Why do we have to figure out text-to-speech voice? There’s two options here:
The user speaks the language. In that case, the text to speech voice can easily determine which of the ~4 languages that the person speaks the language is in. Because it’s trivial to determine what language text is in, or, alternatively, it isn’t in a language (it’s just a person’s name, or is ambiguous, in which case a sighted reader also can’t determine the language, and it also likely doesn’t matter)
The person doesn’t speak the language. In that case, it doesn’t matter what voice reads it, because it is meaningless text, just as it is for a sighted reader.
It’s difficult to imagine someone being so stubbornly obtuse by accident, so I’m starting to agree with other commenters that you’re not participating in good faith.
Does your hypothetical language detection consider 「北京」and 「東京」 to be the same language? If so, which?

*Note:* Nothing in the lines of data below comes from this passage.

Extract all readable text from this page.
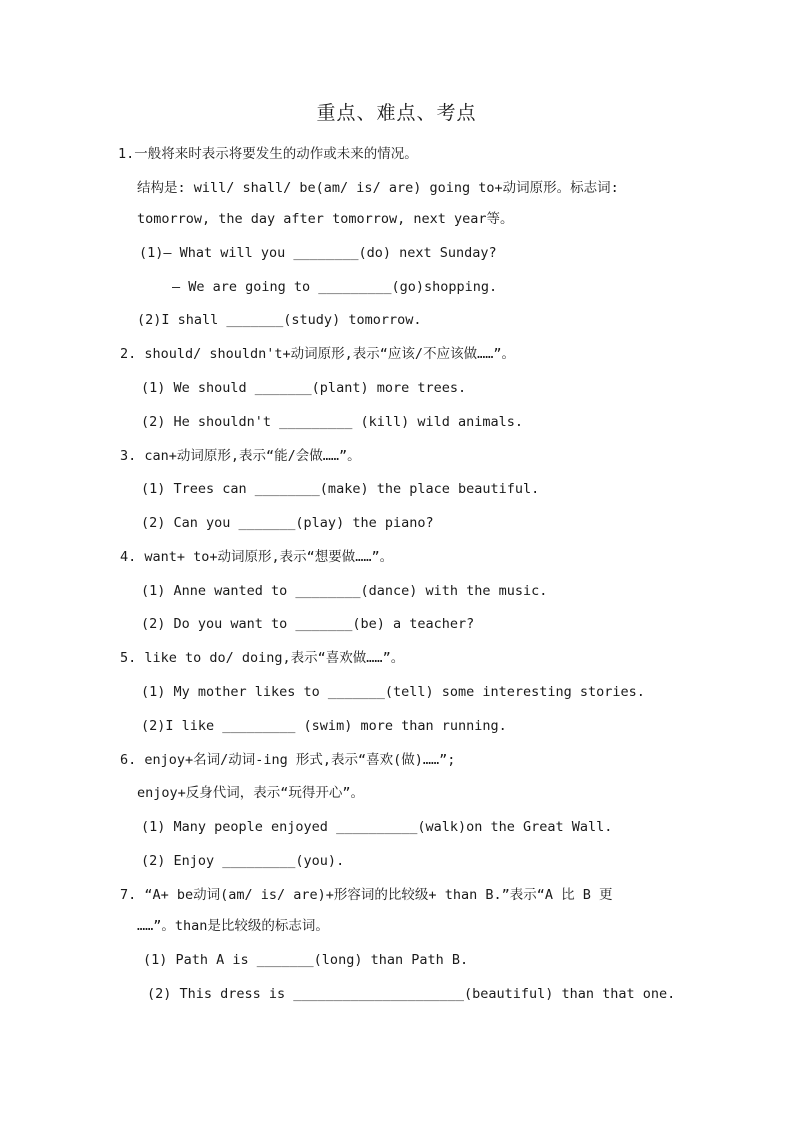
重点、难点、考点
1.一般将来时表示将要发生的动作或未来的情况。
结构是: will/ shall/ be(am/ is/ are) going to+动词原形。标志词:
tomorrow, the day after tomorrow, next year等。
(1)— What will you ________(do) next Sunday?
— We are going to _________(go)shopping.
(2)I shall _______(study) tomorrow.
2. should/ shouldn't+动词原形,表示“应该/不应该做……”。
(1) We should _______(plant) more trees.
(2) He shouldn't _________ (kill) wild animals.
3. can+动词原形,表示“能/会做……”。
(1) Trees can ________(make) the place beautiful.
(2) Can you _______(play) the piano?
4. want+ to+动词原形,表示“想要做……”。
(1) Anne wanted to ________(dance) with the music.
(2) Do you want to _______(be) a teacher?
5. like to do/ doing,表示“喜欢做……”。
(1) My mother likes to _______(tell) some interesting stories.
(2)I like _________ (swim) more than running.
6. enjoy+名词/动词-ing 形式,表示“喜欢(做)……”;
enjoy+反身代词，表示“玩得开心”。
(1) Many people enjoyed __________(walk)on the Great Wall.
(2) Enjoy _________(you).
7. “A+ be动词(am/ is/ are)+形容词的比较级+ than B.”表示“A 比 B 更
……”。than是比较级的标志词。
(1) Path A is _______(long) than Path B.
(2) This dress is _____________________(beautiful) than that one.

You may be surprised at how many people care about having their name pronounced correctly.
I can’t read (or speak) Polish, so when I visited Warsaw recently it was useful to have my phone be able to pronounce Polish words embedded in an English-language webpage (e.g. Wikipedia).
The questions you’re asking can be avoided with a quick google search about the
langattribute. Because your opinions are so forcefully asserted yet so easily disputed, I think your comments come across as rude and ignorant (not of technology but of other languages and cultures as well), and IMO reflect badly on this community.Which language are these sentences in? “My hand is in warm water. My pen is in my hand.” If you said English then you’re wrong, they’re in Afrikaans.

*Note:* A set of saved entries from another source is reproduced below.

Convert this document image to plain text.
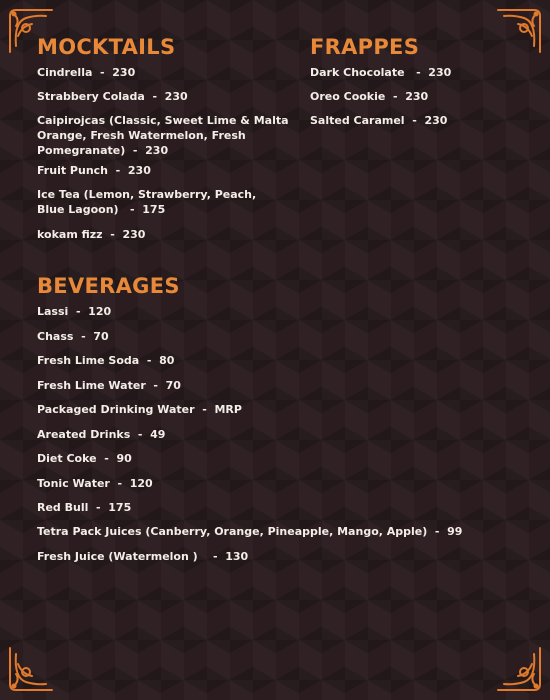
MOCKTAILS

Cindrella  -  230

Strabbery Colada  -  230

Caipirojcas (Classic, Sweet Lime & Malta
Orange, Fresh Watermelon, Fresh
Pomegranate)  -  230

Fruit Punch  -  230

Ice Tea (Lemon, Strawberry, Peach,
Blue Lagoon)   -  175

kokam fizz  -  230

FRAPPES

Dark Chocolate   -  230

Oreo Cookie  -  230

Salted Caramel  -  230

BEVERAGES

Lassi  -  120

Chass  -  70

Fresh Lime Soda  -  80

Fresh Lime Water  -  70

Packaged Drinking Water  -  MRP

Areated Drinks  -  49

Diet Coke  -  90

Tonic Water  -  120

Red Bull  -  175

Tetra Pack Juices (Canberry, Orange, Pineapple, Mango, Apple)  -  99

Fresh Juice (Watermelon )    -  130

Right, but so what? I don’t know what language that is in. Why does my screen reader have to? Why does a screen-reader user need more information than a non screen-reader user? If the rest of the page is in Afrikaans, the screen reader can use the Afrikaans voice to read that line. If the rest of the page is in English, it can use the english voice. If the page contains no other text, then the text is in BOTH languages, and it can use whichever the user prefers, because the text means the same thing in either, and the user likely prefers one language over the other. There’s no need to disambiguate here, as evidenced by the fact that in a book, this is not disambiguated, and sighted readers have never, ever had a problem reading it.
It’s important for screen-readers which are often used by people with vision deficiencies. (Braille terminals are expensive, and some people are not visually impaired enough to have learned Braille)
The screen reader can use the
lang=attribute to determine which pronunciation and which accent to use when transforming the text into sounds. “Schadenfreude” has a totally different pronunciation in German and in English where it was borrowed. And most likely, native speaker of both languages would be unable to understand the other pronunciation. So you cannot imagine how difficult it would be for a German person to understand if the text-to-speech software started to read German text as if it was English.